Automate detection testing with GitLab CI/CD and Duo

When it comes to managing a healthy alerting system for your security operations center (SOC), tuning false positives is only half the battle. An often overlooked aspect of a healthy alerting system is making sure that critical detections which rarely fire haven’t simply broken completely without anybody noticing.

At GitLab, the Signals Engineering team tests detections by simulating real malicious behavior on infrastructure we own to validate that our detections fire end-to-end — from the log source, through ingestion, into the SIEM, and all the way through our security orchestration, automation, and response (SOAR) alert routing. This is the approach taken by commercial Breach and Attack Simulation (BAS) tools, but those tools are expensive, generic, and not tailored to our specific detection stack. So we built our own fully automated framework we named Weekly Attack Testing for Continuous Health, or WATCH.

In this article, you'll learn why we developed this framework, how it works, and how to use it in your environment.

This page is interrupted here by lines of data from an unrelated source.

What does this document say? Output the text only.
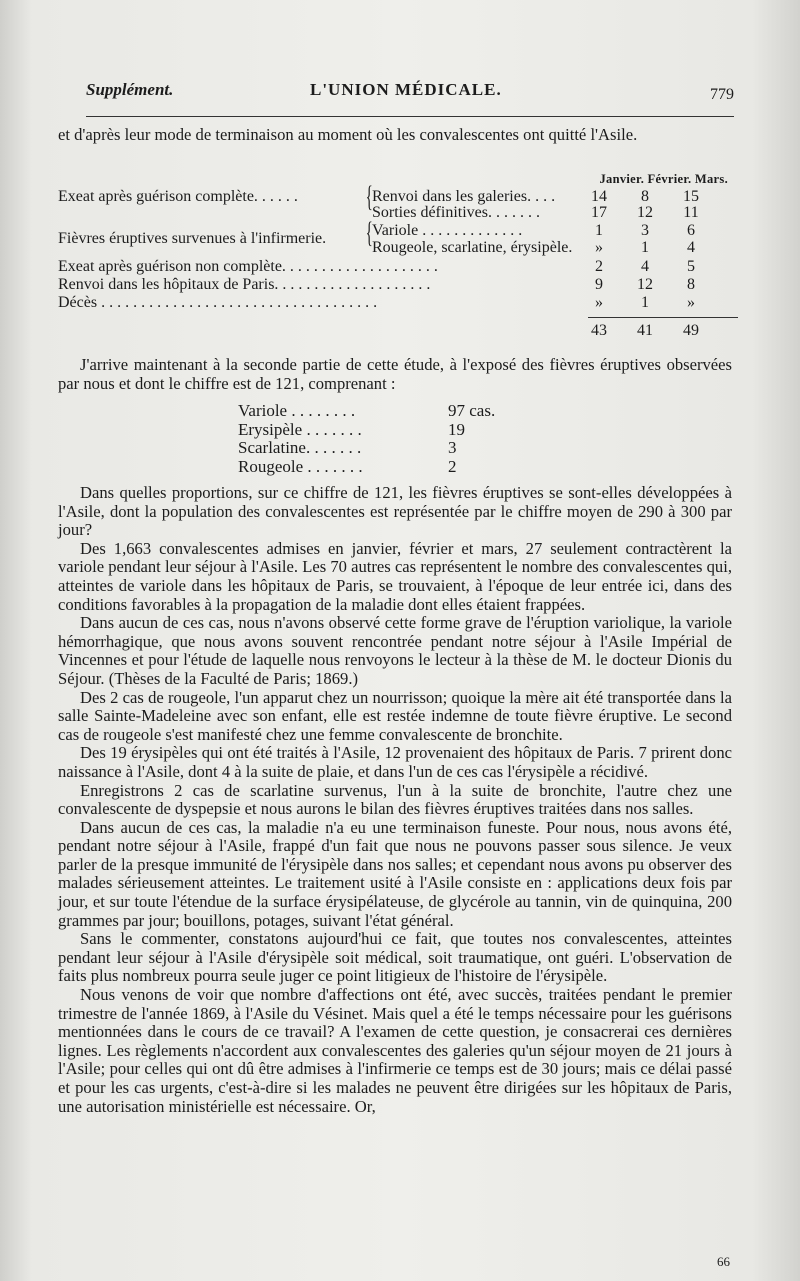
Supplément.	L'UNION MÉDICALE.	779

et d'après leur mode de terminaison au moment où les convalescentes ont quitté l'Asile.

Janvier. Février. Mars.
Exeat après guérison complète. . . . . .	Renvoi dans les galeries. . . .	14	8	15
{ Sorties définitives. . . . . . .	17	12	11
Fièvres éruptives survenues à l'infirmerie.	Variole . . . . . . . . . . . . .	1	3	6
{ Rougeole, scarlatine, érysipèle.	»	1	4
Exeat après guérison non complète. . . . . . . . . . . . . . . . . . . .	2	4	5
Renvoi dans les hôpitaux de Paris. . . . . . . . . . . . . . . . . . . .	9	12	8
Décès . . . . . . . . . . . . . . . . . . . . . . . . . . . . . . . . . . .	»	1	»
43	41	49

J'arrive maintenant à la seconde partie de cette étude, à l'exposé des fièvres éruptives observées par nous et dont le chiffre est de 121, comprenant :

Variole . . . . . . . .	97 cas.
Erysipèle . . . . . . .	19
Scarlatine. . . . . . .	3
Rougeole . . . . . . .	2

Dans quelles proportions, sur ce chiffre de 121, les fièvres éruptives se sont-elles développées à l'Asile, dont la population des convalescentes est représentée par le chiffre moyen de 290 à 300 par jour?

Des 1,663 convalescentes admises en janvier, février et mars, 27 seulement contractèrent la variole pendant leur séjour à l'Asile. Les 70 autres cas représentent le nombre des convalescentes qui, atteintes de variole dans les hôpitaux de Paris, se trouvaient, à l'époque de leur entrée ici, dans des conditions favorables à la propagation de la maladie dont elles étaient frappées.

Dans aucun de ces cas, nous n'avons observé cette forme grave de l'éruption variolique, la variole hémorrhagique, que nous avons souvent rencontrée pendant notre séjour à l'Asile Impérial de Vincennes et pour l'étude de laquelle nous renvoyons le lecteur à la thèse de M. le docteur Dionis du Séjour. (Thèses de la Faculté de Paris; 1869.)

Des 2 cas de rougeole, l'un apparut chez un nourrisson; quoique la mère ait été transportée dans la salle Sainte-Madeleine avec son enfant, elle est restée indemne de toute fièvre éruptive. Le second cas de rougeole s'est manifesté chez une femme convalescente de bronchite.

Des 19 érysipèles qui ont été traités à l'Asile, 12 provenaient des hôpitaux de Paris. 7 prirent donc naissance à l'Asile, dont 4 à la suite de plaie, et dans l'un de ces cas l'érysipèle a récidivé.

Enregistrons 2 cas de scarlatine survenus, l'un à la suite de bronchite, l'autre chez une convalescente de dyspepsie et nous aurons le bilan des fièvres éruptives traitées dans nos salles.

Dans aucun de ces cas, la maladie n'a eu une terminaison funeste. Pour nous, nous avons été, pendant notre séjour à l'Asile, frappé d'un fait que nous ne pouvons passer sous silence. Je veux parler de la presque immunité de l'érysipèle dans nos salles; et cependant nous avons pu observer des malades sérieusement atteintes. Le traitement usité à l'Asile consiste en : applications deux fois par jour, et sur toute l'étendue de la surface érysipélateuse, de glycérole au tannin, vin de quinquina, 200 grammes par jour; bouillons, potages, suivant l'état général.

Sans le commenter, constatons aujourd'hui ce fait, que toutes nos convalescentes, atteintes pendant leur séjour à l'Asile d'érysipèle soit médical, soit traumatique, ont guéri. L'observation de faits plus nombreux pourra seule juger ce point litigieux de l'histoire de l'érysipèle.

Nous venons de voir que nombre d'affections ont été, avec succès, traitées pendant le premier trimestre de l'année 1869, à l'Asile du Vésinet. Mais quel a été le temps nécessaire pour les guérisons mentionnées dans le cours de ce travail? A l'examen de cette question, je consacrerai ces dernières lignes. Les règlements n'accordent aux convalescentes des galeries qu'un séjour moyen de 21 jours à l'Asile; pour celles qui ont dû être admises à l'infirmerie ce temps est de 30 jours; mais ce délai passé et pour les cas urgents, c'est-à-dire si les malades ne peuvent être dirigées sur les hôpitaux de Paris, une autorisation ministérielle est nécessaire. Or,

66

A gap in detection validation

With log schema changes, SIEM updates, pipeline misconfigurations, etc. there are a million ways for your detections to fail silently and only one way for them to fire as expected. When faced with these odds, the conclusion is obvious: “Let’s trigger some old detections!” This raises the next question, however, of “How exactly does one trigger detections?” and “How often?”

One way to trigger detections is through the synthetic approach of reintroducing logs into your SIEM that simulate malicious behavior. Then, you wait to see if your detection rule catches the fake issue and triggers an alert. This approach, aside from failing to prove the detection works in a “real world” scenario, doesn’t validate one of the most error-prone stages of the alert lifecycle, log ingestion (i.e. from log source to SIEM).

We previously wrote about how our GitLab Universal Automated Response and Detection (GUARD) system automates detection creation and deployment through a detections as code (DaC) pipeline and how alerts are routed and triaged through our SOAR. Our DaC pipelines solve the problem of validating that a detection can deploy without errors, but it doesn't answer the question of whether that detection will actually fire when the behavior it targets occurs in the wild.

WATCH closes that gap. It's the continuous validation layer that gives us confidence that our detections are working.

How WATCH works

At a high level, WATCH works by executing scripted attack simulations in our staging environment, and then verifying that the expected alerts propagate through our entire security monitoring stack: our SIEM for detection rules, our SOAR for alert routing, and ultimately the dashboards our team uses to monitor detection health.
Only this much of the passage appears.